Thereafter naval aviation moved relatively quickly to enable female pilots to fly combat missions. One who attracted much media attention in 2001 was a fighter pilot on the carrier
Carl Vinson,
who was American-born but the product of an English girls' public school and was flying daily bombing raids on targets in Afghanistan in Operation Enduring Freedom. In Afghanistan, navy women could fly combat missions under a policy approved by President Clinton but were not permitted to engage in direct ground combat, particularly the insertion and extraction of special forces, a prohibition that prompted a protest from
DACOWITS
(see Chapter 6). General Charles R. Holland, heading the Special Operations Command, did not agree, pointing out that these operations inevitably involved aircrew in close “collocation” (contact) with ground units, which often led to direct ground combat. The number of women flying combat missions from aircraft carriers remained small. In 2002, during the war in Afghanistan, there were only two on board the carrier
Theodore Roosevelt
out of a female crew component of 500 (total crew 3,600).

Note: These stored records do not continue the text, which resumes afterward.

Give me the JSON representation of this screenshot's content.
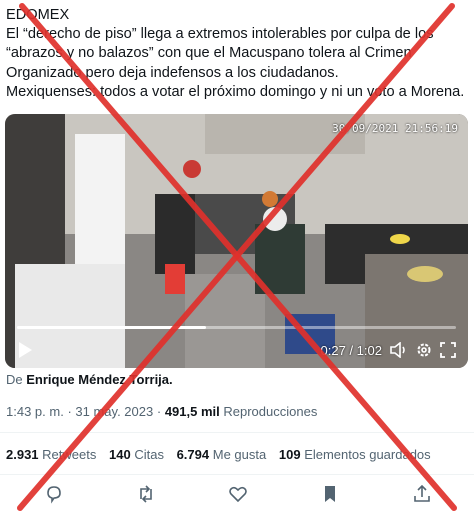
{
  "tweet": {
    "lines": [
      "EDOMEX",
      "El “derecho de piso” llega a extremos intolerables por culpa de los",
      "“abrazos y no balazos” con que el Macuspano tolera al Crimen",
      "Organizado pero deja indefensos a los ciudadanos.",
      "Mexiquenses: todos a votar el próximo domingo y ni un voto a Morena."
    ]
  },
  "video": {
    "timestamp": "30/09/2021 21:56:19",
    "time": "0:27 / 1:02",
    "progress_fraction": 0.43
  },
  "author": {
    "prefix": "De",
    "name": "Enrique Méndez Torrija."
  },
  "meta": {
    "time": "1:43 p. m.",
    "sep1": "·",
    "date": "31 may. 2023",
    "sep2": "·",
    "views": "491,5 mil",
    "views_label": "Reproducciones"
  },
  "stats": {
    "retweets": "2.931",
    "retweets_label": "Retweets",
    "quotes": "140",
    "quotes_label": "Citas",
    "likes": "6.794",
    "likes_label": "Me gusta",
    "bookmarks": "109",
    "bookmarks_label": "Elementos guardados"
  },
  "icons": {
    "play": "play-icon",
    "mute": "volume-icon",
    "settings": "gear-icon",
    "fullscreen": "fullscreen-icon",
    "reply": "reply-icon",
    "retweet": "retweet-icon",
    "like": "heart-icon",
    "bookmark": "bookmark-icon",
    "share": "share-icon"
  },
  "colors": {
    "overlay_x": "#e0312c",
    "text": "#0f1419",
    "muted": "#536471"
  }
}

The US Navy's first gender-integrated warship was the
Eisenhower,
with 415 women among the crew of 4,967, which sailed in 1994. The arrival of the women necessitated expensive modifications to the carrier's living quarters: gynecologists were brought on board to treat specifically female conditions; the ship's barbers were retrained to cut women's hair; menus were modified; and
Eisenhower
stocked up on contraceptives. Elaborate care was taken to anticipate every eventuality except, it would seem, the most obvious one. Before
Eisenhower
set sail, twenty-four women were deemed “nondeployable” because they were pregnant, and another fifteen were evacuated once the carrier was at sea. The navy was adamant that this did not affect operational efficiency.

In May 2003, The US Marine Corps brought a female marine back home after she had given birth on a navy warship in the Persian Gulf. She told her superiors that she did not know she was pregnant.

One exception to the US Navy's policy of allowing women to serve on warships applies to submarines. The high cost of converting submarines, as opposed to that for surface ships, is usually advanced as the reason, although this calculation is based on the assumption of semi-segregation of the male and female crew and the considerable structural changes this would entail. At present the US Navy retains the tradition of “hot bunking,” in which each sleeping berth is used by more than one man on a rotating basis.